Monday, November 14, 2011

Kitty Carryall

Contrary to past experience, Kitty goes willingly and without a fight right into the kitty carrier. She meows at me and looks pathetically up at me as I make my way to the veterinarian’s. Of course it’s raining. What else would it be doing?

We sit and we wait. Not unlike any other doctor’s office. Only this one has a doggy entrance and a kitty entrance. I am not sure where the fish and birds and ferrets and snakes come in, but we have kept the natural rivals segregated.

I am growing wearier and wearier as I sit with my listless little friend in the waiting area and am unable to take her out to hold her. I desperately want to hold her. Instead I keep telling her in as soothing a tone as possible, “It’s okay, my little girl. It’s okay.” She’s not even meowing now.

We at last are led to an examining room where a lovely technician weighs Trinket. My scrawny little stray has gained a pound and a half! I could not be more proud of my ability to restore one to livelihood with a consistently good diet. Things are looking up!

When the vet comes in I am surprised at how much I want to tell her. I feel like I did when I used to take Pat and Hil to the pediatrician when they were babies. I wanted to show them off. Tell the doctor about all their accomplishments and all the things we were doing at home to keep them growing in a million different ways.

Trinket responds well to the vet. She is very sweet and soft spoken and owns a cat herself. She looks her over from nose to tail and has a lot of information to offer me. She is pleased with Trinket’s condition. I was surprised at how much that meant to me to hear her say that.

She gets down to business with a diagnosis. I tell her about the mouse, and that Trinket did not eat it. At least not this last one. Could there have been another? Sure. And a cricket and waterbug and moth and a slug too. My basement is a haven for such things.

She is not alarmed and does not look at me like I should be spending more time with a mop and a dust rag. She takes Trinket’s temperature. Trinket is not at all pleased with that.

And then with a series of gentle but firm squeezes, narrows down the possibilities. It’s not her tummy, though I might have guessed at that. It is centered on her lower back and her tail. Maybe both. Trinket may have injured her tail and back.

“Is she an active cat?”

Active? Let’s see. She has flown high enough to yank down window valances. Has gone from attic to basement in a blurr leaving a trail of fur floating in her wake. She takes corners at speeds that send vases and urns on end. I would say she’s active.

The vet surmises that in one of her flying escapades she got a little banged around. Perhaps even in taking down the mouse. She should be fine – but we can X-ray if you like…(Cha-ching.) Or we can do blood work...(Double cha-ching!) Or we can give you some syringes of pain medication to see how she does for the next few days… (Jackpot!)

I opt for the pain meds. 10 little syringes with a drop of pain medication in each, to be squirted into the check pad of said Kitty every 8 hours.

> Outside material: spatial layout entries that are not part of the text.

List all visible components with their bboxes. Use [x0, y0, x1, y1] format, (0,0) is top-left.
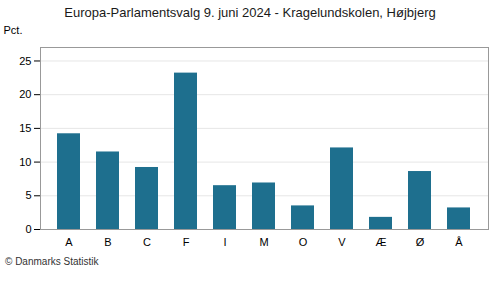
svg-text:C: C	[143, 236, 151, 248]
svg-text:F: F	[183, 236, 190, 248]
svg-text:20: 20	[19, 88, 31, 100]
svg-text:M: M	[259, 236, 268, 248]
html-text:Europa-Parlamentsvalg 9. juni: Europa-Parlamentsvalg 9. juni 2024 - Kra…	[64, 5, 436, 20]
svg-text:I: I	[223, 236, 226, 248]
svg-text:5: 5	[25, 189, 31, 201]
svg-text:V: V	[338, 236, 346, 248]
svg-text:O: O	[299, 236, 308, 248]
svg-text:25: 25	[19, 55, 31, 67]
svg-text:10: 10	[19, 156, 31, 168]
svg-text:15: 15	[19, 122, 31, 134]
svg-text:Æ: Æ	[376, 236, 387, 248]
svg-text:0: 0	[25, 223, 31, 235]
svg-text:Ø: Ø	[416, 236, 425, 248]
svg-text:A: A	[65, 236, 73, 248]
svg-text:Pct.: Pct.	[4, 24, 23, 36]
html-text:© Danmarks Statistik: © Danmarks Statistik	[5, 256, 99, 267]
svg-text:B: B	[104, 236, 111, 248]
svg-text:Å: Å	[455, 236, 463, 248]
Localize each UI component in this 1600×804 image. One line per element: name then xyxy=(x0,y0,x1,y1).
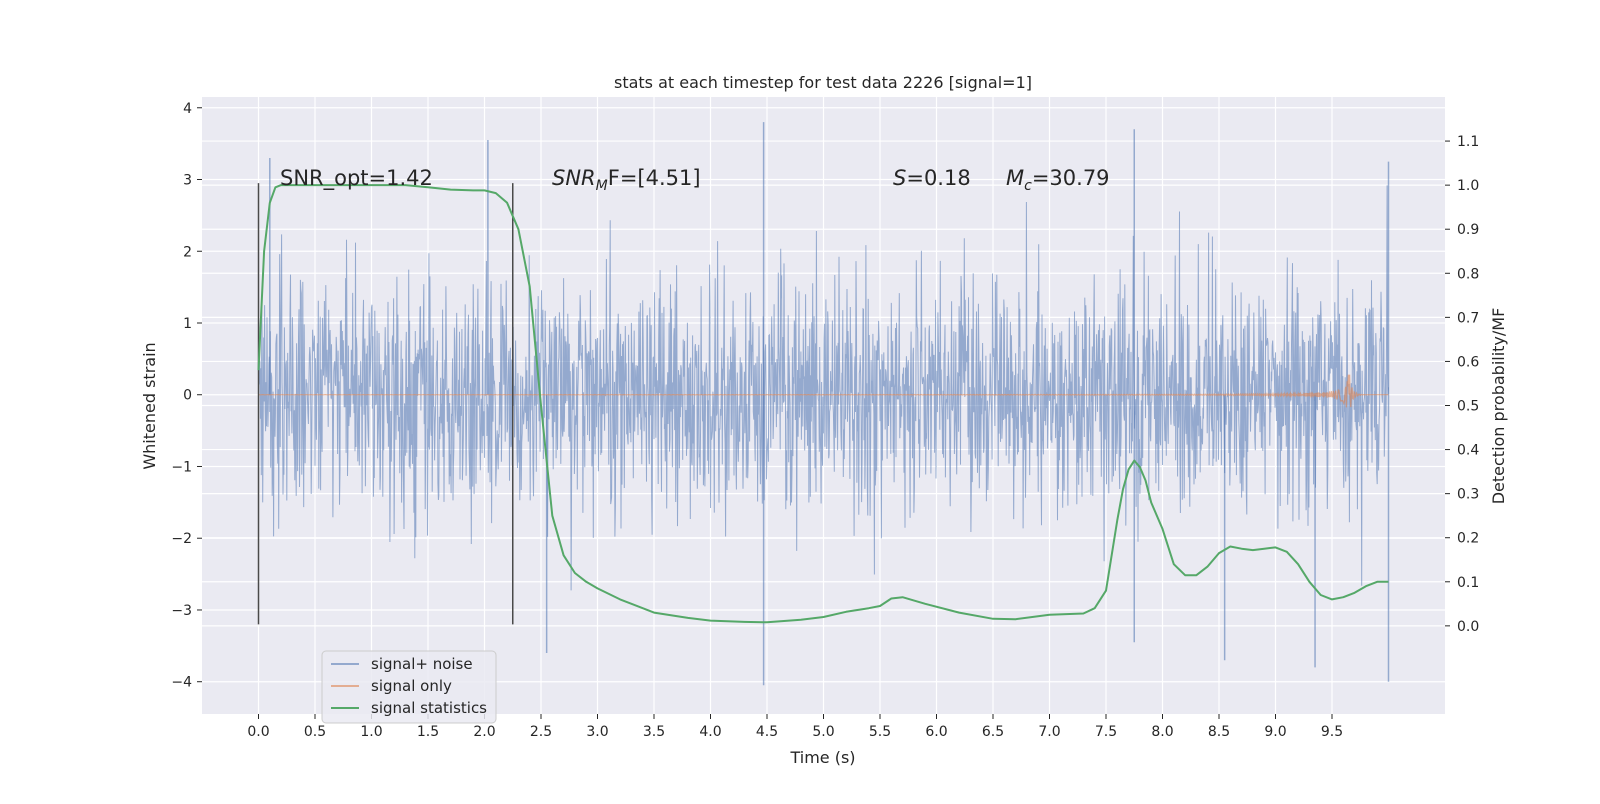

I can barely remember to take my birth control pill and now I have to do this?

I wait for and pay for the meds and drive kitty slowly home in the pouring rain, updating Charlotte and Scott and my office on the diagnosis and condition of my little friend.

I dose her when we get home, which she is not at all fond of. She gets a little wild-eyed and panicked at first, but then serenely curls up on a pillow and begins a 3 hour snooze, looking up at me very sweetly as she nods off.